Through months of entries – a variety of heartbreaking, humorous and hopeful – Triplett told his own story, as only he could. One of the entries shares his excitement about planning a trip to meet Squier in the Netherlands. Squier remembers the trip as a highlight of his year away.

''We went to Amsterdam, we went to The Hague,'' say Squier, laughing as he thinks of a photo from that trip, Triplett fending off a brazen seagull. ''It was Mike doing his very best Tippi Hedren impersonation. It's one of my more vivid memories of that trip. Mike was remarkably easy to travel with – extremely intelligent, always very curious. It was hard to get bored around him.''

Squier says it's also hard to feel much bitterness about having had only four years with Triplett.

''We both had dated fairly seriously, but for me, at any rate, it was the first time I was actually going to live with anyone,'' he shares. ''I could dwell on the fact that I didn't have that much time, but the time I had with him was wonderful. It's hard for me to get angry not to have more.''

For Todd Feldman, Carswell's partner, there is that sense of wanting to celebrate Triplett's legacy of engagement and philanthropy. He says that's going to be particularly hard on Super Bowl Sunday.

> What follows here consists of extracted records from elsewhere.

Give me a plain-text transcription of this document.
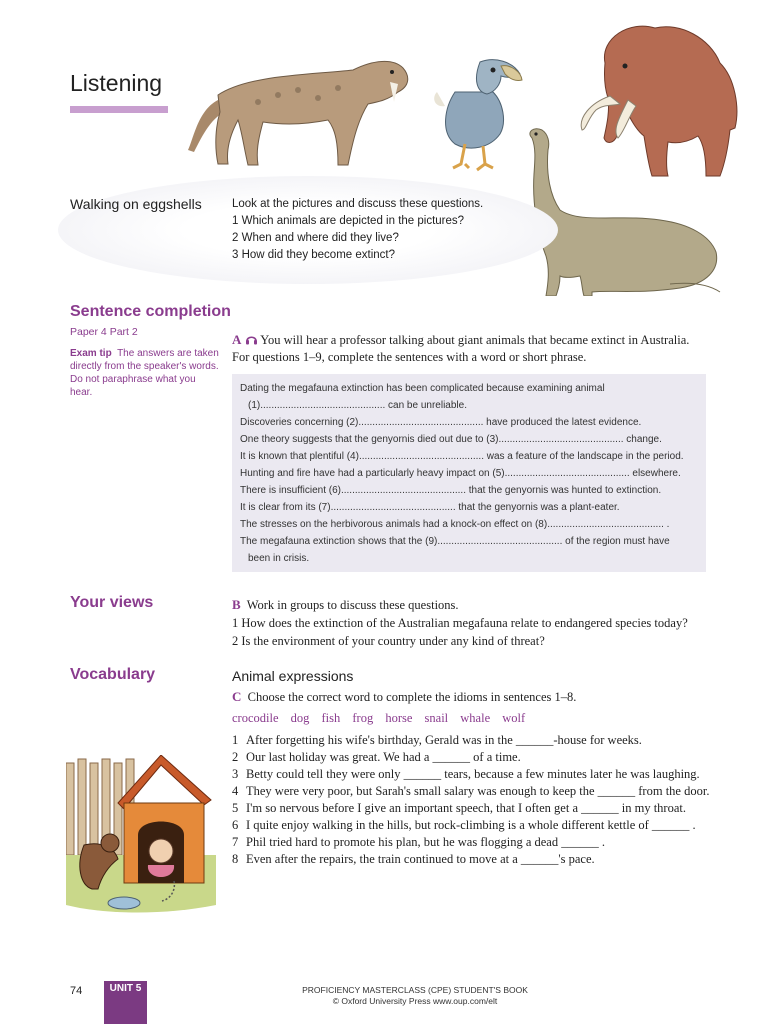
Listening
Walking on eggshells	Look at the pictures and discuss these questions.
1 Which animals are depicted in the pictures?
2 When and where did they live?
3 How did they become extinct?
Sentence completion
Paper 4 Part 2
Exam tip The answers are taken directly from the speaker's words. Do not paraphrase what you hear.
A You will hear a professor talking about giant animals that became extinct in Australia. For questions 1–9, complete the sentences with a word or short phrase.
Dating the megafauna extinction has been complicated because examining animal
(1)............................................. can be unreliable.
Discoveries concerning (2)............................................. have produced the latest evidence.
One theory suggests that the genyornis died out due to (3)............................................. change.
It is known that plentiful (4)............................................. was a feature of the landscape in the period.
Hunting and fire have had a particularly heavy impact on (5)............................................. elsewhere.
There is insufficient (6)............................................. that the genyornis was hunted to extinction.
It is clear from its (7)............................................. that the genyornis was a plant-eater.
The stresses on the herbivorous animals had a knock-on effect on (8).......................................... .
The megafauna extinction shows that the (9)............................................. of the region must have
been in crisis.
Your views	B Work in groups to discuss these questions.
1 How does the extinction of the Australian megafauna relate to endangered species today?
2 Is the environment of your country under any kind of threat?
Vocabulary	Animal expressions
C Choose the correct word to complete the idioms in sentences 1–8.
crocodile dog fish frog horse snail whale wolf
1 After forgetting his wife's birthday, Gerald was in the ______-house for weeks.
2 Our last holiday was great. We had a ______ of a time.
3 Betty could tell they were only ______ tears, because a few minutes later he was laughing.
4 They were very poor, but Sarah's small salary was enough to keep the ______ from the door.
5 I'm so nervous before I give an important speech, that I often get a ______ in my throat.
6 I quite enjoy walking in the hills, but rock-climbing is a whole different kettle of ______ .
7 Phil tried hard to promote his plan, but he was flogging a dead ______ .
8 Even after the repairs, the train continued to move at a ______'s pace.
74	UNIT 5	PROFICIENCY MASTERCLASS (CPE) STUDENT'S BOOK
© Oxford University Press www.oup.com/elt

''Mike and I bonded early about our dislike of the Super Bowl,'' Feldman says of their years-long friendship. ''Every Super Bowl we went to a restaurant or a bar that did not have a TV. It became 'margarita night.' This Sunday is going to be very difficult, very tough for us. We're going to go and have a margarita for Mike. It's not going to be easy. It's not going to be the same.''

Rev. Omholt says the Saturday prior, Feb. 2, when he delivers Triplett's memorial service, will attempt to be a celebration, but grants that the circumstances are challenging.

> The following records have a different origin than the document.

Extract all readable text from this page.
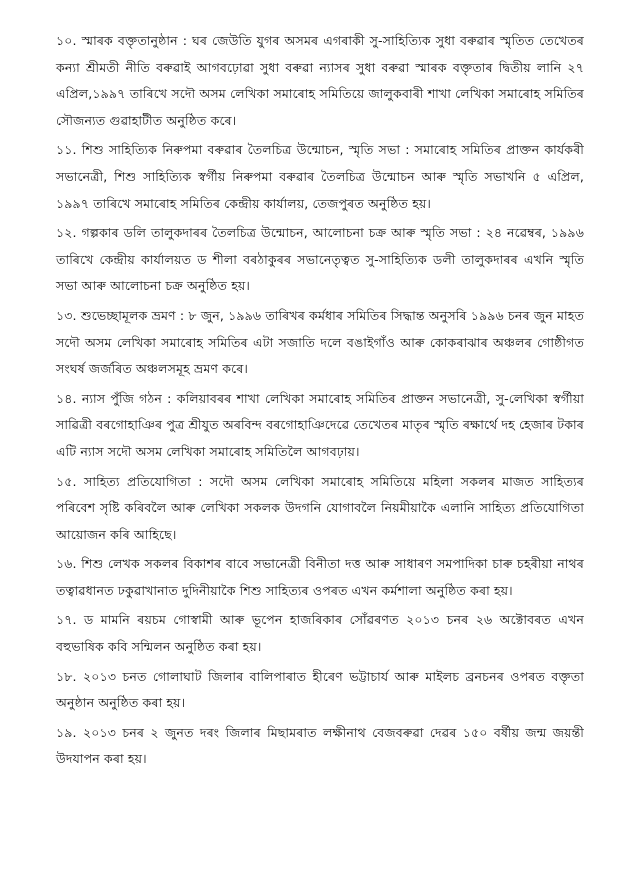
১০. স্মাৰক বক্তৃতানুষ্ঠান : ঘৰ জেউতি যুগৰ অসমৰ এগৰাকী সু-সাহিত্যিক সুধা বৰুৱাৰ স্মৃতিত তেখেতৰ কন্যা শ্ৰীমতী নীতি বৰুৱাই আগবঢ়োৱা সুধা বৰুৱা ন্যাসৰ সুধা বৰুৱা স্মাৰক বক্তৃতাৰ দ্বিতীয় লানি ২৭ এপ্ৰিল,১৯৯৭ তাৰিখে সদৌ অসম লেখিকা সমাৰোহ সমিতিয়ে জালুকবাৰী শাখা লেখিকা সমাৰোহ সমিতিৰ সৌজন্যত গুৱাহাটীত অনুষ্ঠিত কৰে।

১১. শিশু সাহিত্যিক নিৰুপমা বৰুৱাৰ তৈলচিত্ৰ উন্মোচন, স্মৃতি সভা : সমাৰোহ সমিতিৰ প্ৰাক্তন কাৰ্যকৰী সভানেত্ৰী, শিশু সাহিত্যিক স্বৰ্গীয় নিৰুপমা বৰুৱাৰ তৈলচিত্ৰ উন্মোচন আৰু স্মৃতি সভাখনি ৫ এপ্ৰিল, ১৯৯৭ তাৰিখে সমাৰোহ সমিতিৰ কেন্দ্ৰীয় কাৰ্যালয়, তেজপুৰত অনুষ্ঠিত হয়।

১২. গল্পকাৰ ডলি তালুকদাৰৰ তৈলচিত্ৰ উন্মোচন, আলোচনা চক্ৰ আৰু স্মৃতি সভা : ২৪ নৱেম্বৰ, ১৯৯৬ তাৰিখে কেন্দ্ৰীয় কাৰ্যালয়ত ড শীলা বৰঠাকুৰৰ সভানেতৃত্বত সু-সাহিত্যিক ডলী তালুকদাৰৰ এখনি স্মৃতি সভা আৰু আলোচনা চক্ৰ অনুষ্ঠিত হয়।

১৩. শুভেচ্ছামূলক ভ্ৰমণ : ৮ জুন, ১৯৯৬ তাৰিখৰ কৰ্মধাৰ সমিতিৰ সিদ্ধান্ত অনুসৰি ১৯৯৬ চনৰ জুন মাহত সদৌ অসম লেখিকা সমাৰোহ সমিতিৰ এটা সজাতি দলে বঙাইগাঁও আৰু কোকৰাঝাৰ অঞ্চলৰ গোষ্ঠীগত সংঘৰ্ষ জৰ্জৰিত অঞ্চলসমূহ ভ্ৰমণ কৰে।

১৪. ন্যাস পুঁজি গঠন : কলিয়াবৰৰ শাখা লেখিকা সমাৰোহ সমিতিৰ প্ৰাক্তন সভানেত্ৰী, সু-লেখিকা স্বৰ্গীয়া সাৱিত্ৰী বৰগোহাঞিৰ পুত্ৰ শ্ৰীযুত অৰবিন্দ বৰগোহাঞিদেৱে তেখেতৰ মাতৃৰ স্মৃতি ৰক্ষাৰ্থে দহ হেজাৰ টকাৰ এটি ন্যাস সদৌ অসম লেখিকা সমাৰোহ সমিতিলৈ আগবঢ়ায়।

১৫. সাহিত্য প্ৰতিযোগিতা : সদৌ অসম লেখিকা সমাৰোহ সমিতিয়ে মহিলা সকলৰ মাজত সাহিত্যৰ পৰিবেশ সৃষ্টি কৰিবলৈ আৰু লেখিকা সকলক উদগনি যোগাবলৈ নিয়মীয়াকৈ এলানি সাহিত্য প্ৰতিযোগিতা আয়োজন কৰি আহিছে।

১৬. শিশু লেখক সকলৰ বিকাশৰ বাবে সভানেত্ৰী বিনীতা দত্ত আৰু সাধাৰণ সমপাদিকা চাৰু চহৰীয়া নাথৰ তত্বাৱধানত ঢকুৱাখানাত দুদিনীয়াকৈ শিশু সাহিত্যৰ ওপৰত এখন কৰ্মশালা অনুষ্ঠিত কৰা হয়।

১৭. ড মামনি ৰয়চম গোস্বামী আৰু ভূপেন হাজৰিকাৰ সোঁৱৰণত ২০১৩ চনৰ ২৬ অক্টোবৰত এখন বহুভাষিক কবি সন্মিলন অনুষ্ঠিত কৰা হয়।

১৮. ২০১৩ চনত গোলাঘাট জিলাৰ বালিপাৰাত হীৰেণ ভট্টাচাৰ্য আৰু মাইলচ ব্ৰনচনৰ ওপৰত বক্তৃতা অনুষ্ঠান অনুষ্ঠিত কৰা হয়।

১৯. ২০১৩ চনৰ ২ জুনত দৰং জিলাৰ মিছামৰাত লক্ষীনাথ বেজবৰুৱা দেৱৰ ১৫০ বৰ্ষীয় জন্ম জয়ন্তী উদযাপন কৰা হয়।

''Something has to do with the fact that he was only 48,'' says Omholt. ''Last week, we had a funeral for a man who was 92, and we grieved. But there's something that happens when someone so young is taken from us. People liked Mike and respected him. He was just a helluva nice guy.''

A memorial service for Michael Triplett will be held Saturday, Feb. 2, at St. Paul's Lutheran Church, 4900 Connecticut Ave. NW. There will be visitation in the church baptistery 11 a.m. to noon, memorial service at noon, then a reception including opportunity for friends to share memories of Triplett. Suggested memorial donation recipients are St. Paul's Lutheran Church; NLGJA, 2120 L St. NW, Suite 850, Washington, D.C., 20037; and Hospice Family Care, 3304 Westmill Drive SW, Huntsville, Ala., 35805.